Three columns that were initially unclear until reading the documentation: —> in_sf: This stands for “in San Francisco”. It took reading the documentation to understand that this is a binary indicator, with 1 meaning the home is in San Francisco and 0 meaning it is not. —> price_per_sqft: This is the home price divided by the square footage. It wasn’t immediately obvious what this column represented without reading the documentation. —> elevation: This is the height of the house above sea level, in feet. Without the documentation, I wouldn’t have recognised that this refers to height. The documentation helps clarify these abbreviations and derived values. Without it, I may have misinterpreted aspects of the data. For example, I may have thought in_sf referred to the number of bedrooms or bathrooms rather than location, leading to incorrect analysis.

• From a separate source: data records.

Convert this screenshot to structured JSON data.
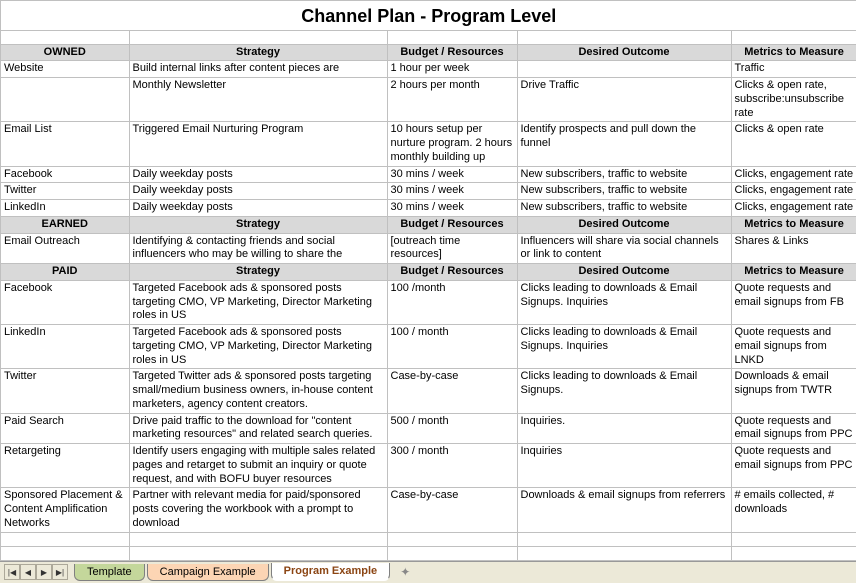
{
  "title": "Channel Plan - Program Level",
  "columns": {
    "strategy": "Strategy",
    "budget": "Budget / Resources",
    "outcome": "Desired Outcome",
    "metrics": "Metrics to Measure"
  },
  "sections": [
    {
      "name": "OWNED",
      "rows": [
        {
          "channel": "Website",
          "strategy": "Build internal links after content pieces are",
          "budget": "1 hour per week",
          "outcome": "",
          "metrics": "Traffic"
        },
        {
          "channel": "",
          "strategy": "Monthly Newsletter",
          "budget": "2 hours per month",
          "outcome": "Drive Traffic",
          "metrics": "Clicks & open rate, subscribe:unsubscribe rate"
        },
        {
          "channel": "Email List",
          "strategy": "Triggered Email Nurturing Program",
          "budget": "10 hours setup per nurture program. 2 hours monthly building up",
          "outcome": "Identify prospects and pull down the funnel",
          "metrics": "Clicks & open rate"
        },
        {
          "channel": "Facebook",
          "strategy": "Daily weekday posts",
          "budget": "30 mins / week",
          "outcome": "New subscribers, traffic to website",
          "metrics": "Clicks, engagement rate"
        },
        {
          "channel": "Twitter",
          "strategy": "Daily weekday posts",
          "budget": "30 mins / week",
          "outcome": "New subscribers, traffic to website",
          "metrics": "Clicks, engagement rate"
        },
        {
          "channel": "LinkedIn",
          "strategy": "Daily weekday posts",
          "budget": "30 mins / week",
          "outcome": "New subscribers, traffic to website",
          "metrics": "Clicks, engagement rate"
        }
      ]
    },
    {
      "name": "EARNED",
      "rows": [
        {
          "channel": "Email Outreach",
          "strategy": "Identifying & contacting friends and social influencers who may be willing to share the",
          "budget": "[outreach time resources]",
          "outcome": "Influencers will share via social channels or link to content",
          "metrics": "Shares & Links"
        }
      ]
    },
    {
      "name": "PAID",
      "rows": [
        {
          "channel": "Facebook",
          "strategy": "Targeted Facebook ads & sponsored posts targeting CMO, VP Marketing, Director Marketing roles in US",
          "budget": "100 /month",
          "outcome": "Clicks leading to downloads & Email Signups. Inquiries",
          "metrics": "Quote requests and email signups from FB"
        },
        {
          "channel": "LinkedIn",
          "strategy": "Targeted Facebook ads & sponsored posts targeting CMO, VP Marketing, Director Marketing roles in US",
          "budget": "100 / month",
          "outcome": "Clicks leading to downloads & Email Signups. Inquiries",
          "metrics": "Quote requests and email signups from LNKD"
        },
        {
          "channel": "Twitter",
          "strategy": "Targeted Twitter ads & sponsored posts targeting small/medium business owners, in-house content marketers, agency content creators.",
          "budget": "Case-by-case",
          "outcome": "Clicks leading to downloads & Email Signups.",
          "metrics": "Downloads & email signups from TWTR"
        },
        {
          "channel": "Paid Search",
          "strategy": "Drive paid traffic to the download for \"content marketing resources\" and related search queries.",
          "budget": "500 / month",
          "outcome": "Inquiries.",
          "metrics": "Quote requests and email signups from PPC"
        },
        {
          "channel": "Retargeting",
          "strategy": "Identify users engaging with multiple sales related pages and retarget to submit an inquiry or quote request, and with BOFU buyer resources",
          "budget": "300 / month",
          "outcome": "Inquiries",
          "metrics": "Quote requests and email signups from PPC"
        },
        {
          "channel": "Sponsored Placement & Content Amplification Networks",
          "strategy": "Partner with relevant media for paid/sponsored posts covering the workbook with a prompt to download",
          "budget": "Case-by-case",
          "outcome": "Downloads & email signups from referrers",
          "metrics": "# emails collected, # downloads"
        }
      ]
    }
  ],
  "tabs": {
    "template": "Template",
    "campaign": "Campaign Example",
    "program": "Program Example"
  },
  "nav": {
    "first": "|◀",
    "prev": "◀",
    "next": "▶",
    "last": "▶|"
  }
}
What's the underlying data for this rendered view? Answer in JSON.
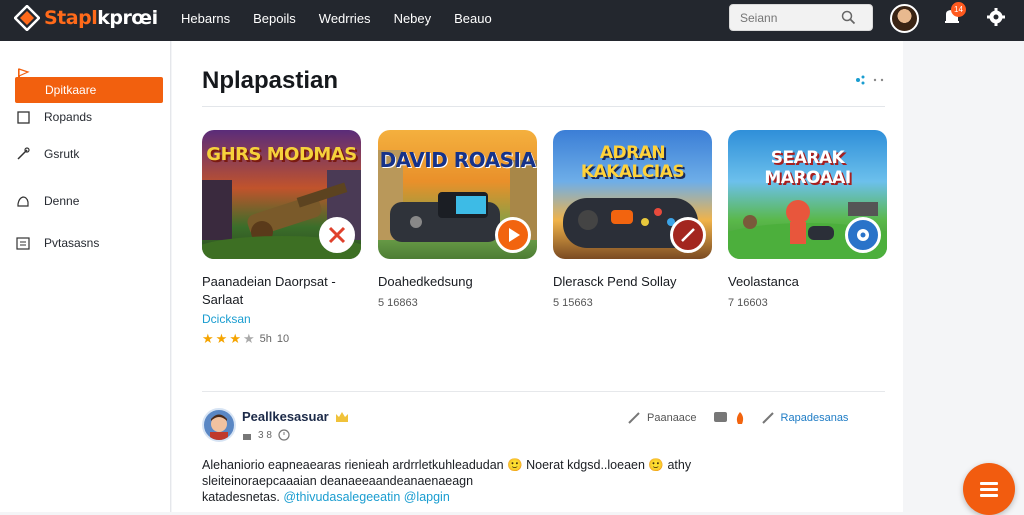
{
  "app": {
    "logo_prefix": "Stapl",
    "logo_suffix": "kprœi"
  },
  "nav": [
    "Hebarns",
    "Bepoils",
    "Wedrries",
    "Nebey",
    "Beauo"
  ],
  "search": {
    "placeholder": "Seiann"
  },
  "notifications": {
    "count": "14"
  },
  "sidebar": {
    "items": [
      {
        "label": "Dpitkaare",
        "icon": "flag-icon",
        "active": true
      },
      {
        "label": "Ropands",
        "icon": "square-icon",
        "active": false
      },
      {
        "label": "Gsrutk",
        "icon": "pen-icon",
        "active": false
      },
      {
        "label": "Denne",
        "icon": "hand-icon",
        "active": false
      },
      {
        "label": "Pvtasasns",
        "icon": "grid-icon",
        "active": false
      }
    ]
  },
  "main": {
    "title": "Nplapastian",
    "cards": [
      {
        "banner": "GHRS MODMAS",
        "title_line1": "Paanadeian Daorpsat -",
        "title_line2": "Sarlaat",
        "meta": "",
        "link": "Dcicksan",
        "rating_stars": 3.5,
        "rating_text": "5h",
        "count_text": "10",
        "accent": "#e0412c"
      },
      {
        "banner": "DAVID ROASIA",
        "title_line1": "Doahedkedsung",
        "title_line2": "",
        "meta": "5 16863",
        "link": "",
        "accent": "#f2640f"
      },
      {
        "banner": "ADRAN KAKALCIAS",
        "title_line1": "Dlerasck Pend Sollay",
        "title_line2": "",
        "meta": "5 15663",
        "link": "",
        "accent": "#a3261f"
      },
      {
        "banner": "SEARAK MAROAAI",
        "title_line1": "Veolastanca",
        "title_line2": "",
        "meta": "7 16603",
        "link": "",
        "accent": "#2a73c9"
      }
    ]
  },
  "post": {
    "user": "Peallkesasuar",
    "meta_a": "3 8",
    "action1": "Paanaace",
    "action3": "Rapadesanas",
    "body_line1": "Alehaniorio eapneaearas rienieah ardrrletkuhleadudan 🙂 Noerat kdgsd..loeaen 🙂 athy",
    "body_line2": "sleiteinoraepcaaaian deanaeeaandeanaenaeagn",
    "body_line3": "katadesnetas.",
    "body_tag": "@thivudasalegeeatin @lapgin"
  },
  "colors": {
    "accent": "#f2600e",
    "topbar": "#23272e",
    "link": "#1a9dd0"
  }
}
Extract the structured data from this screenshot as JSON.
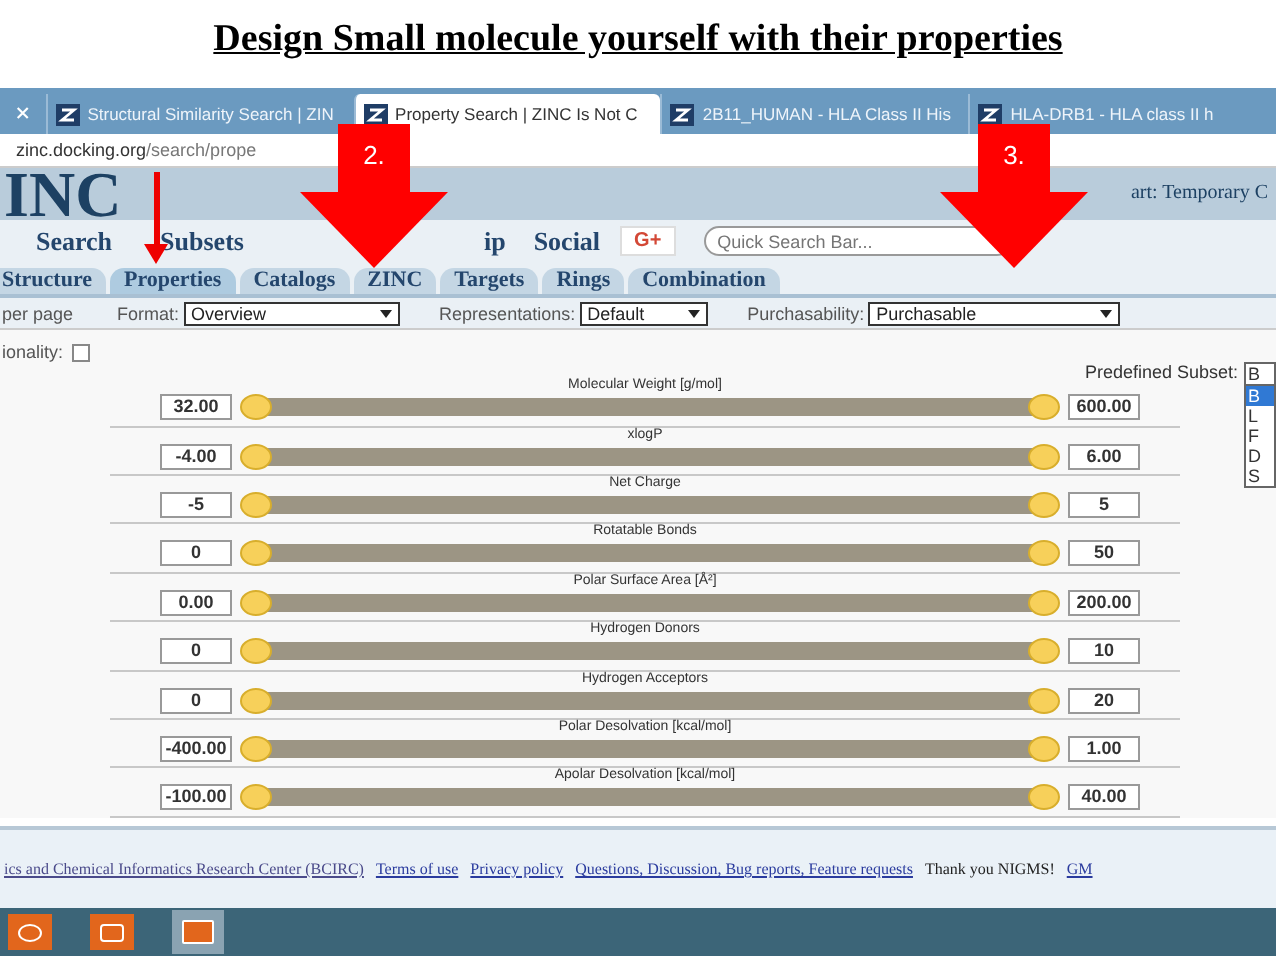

Even after reading the documentation, there is still some ambiguity regarding the year_built field. It is unclear from the paperwork if this is the exact year the house was built or just an approximation. This can result in incorrect home age analysis.
Here is a visualization highlighting the potential issue with year_built:
Homes <- read.csv('D:/DataSet/Homes.csv')
library(ggthemes)
library(ggrepel)
## Loading required package: ggplot2
library(ggplot2)
library(dplyr)
##
## Attaching package: 'dplyr'
## The following objects are masked from 'package:stats':
##
## filter, lag
## The following objects are masked from 'package:base':
##
## intersect, setdiff, setequal, union
ggplot(data = Homes, aes(x = year_built)) +
geom_bar(fill = "steelblue",stat="count") +
labs(title = "Unclear if Year Built is Actual or Estimated",
x = "Year Built") +
annotate("text", x = 1925, y = 20, label = "Not having explanation if year is actual or estimated", color = "red")
#risk It is unclear from the documentation if year_built refers to the actual or anticipated year of construction. This can cause analysis to make incorrect assumptions about the age of the home. I would advise the data suppliers to make it clear what year_built stands for in order to lower risk. If the value is ambiguous, they may also think about including a separate column for estimated vs. real year.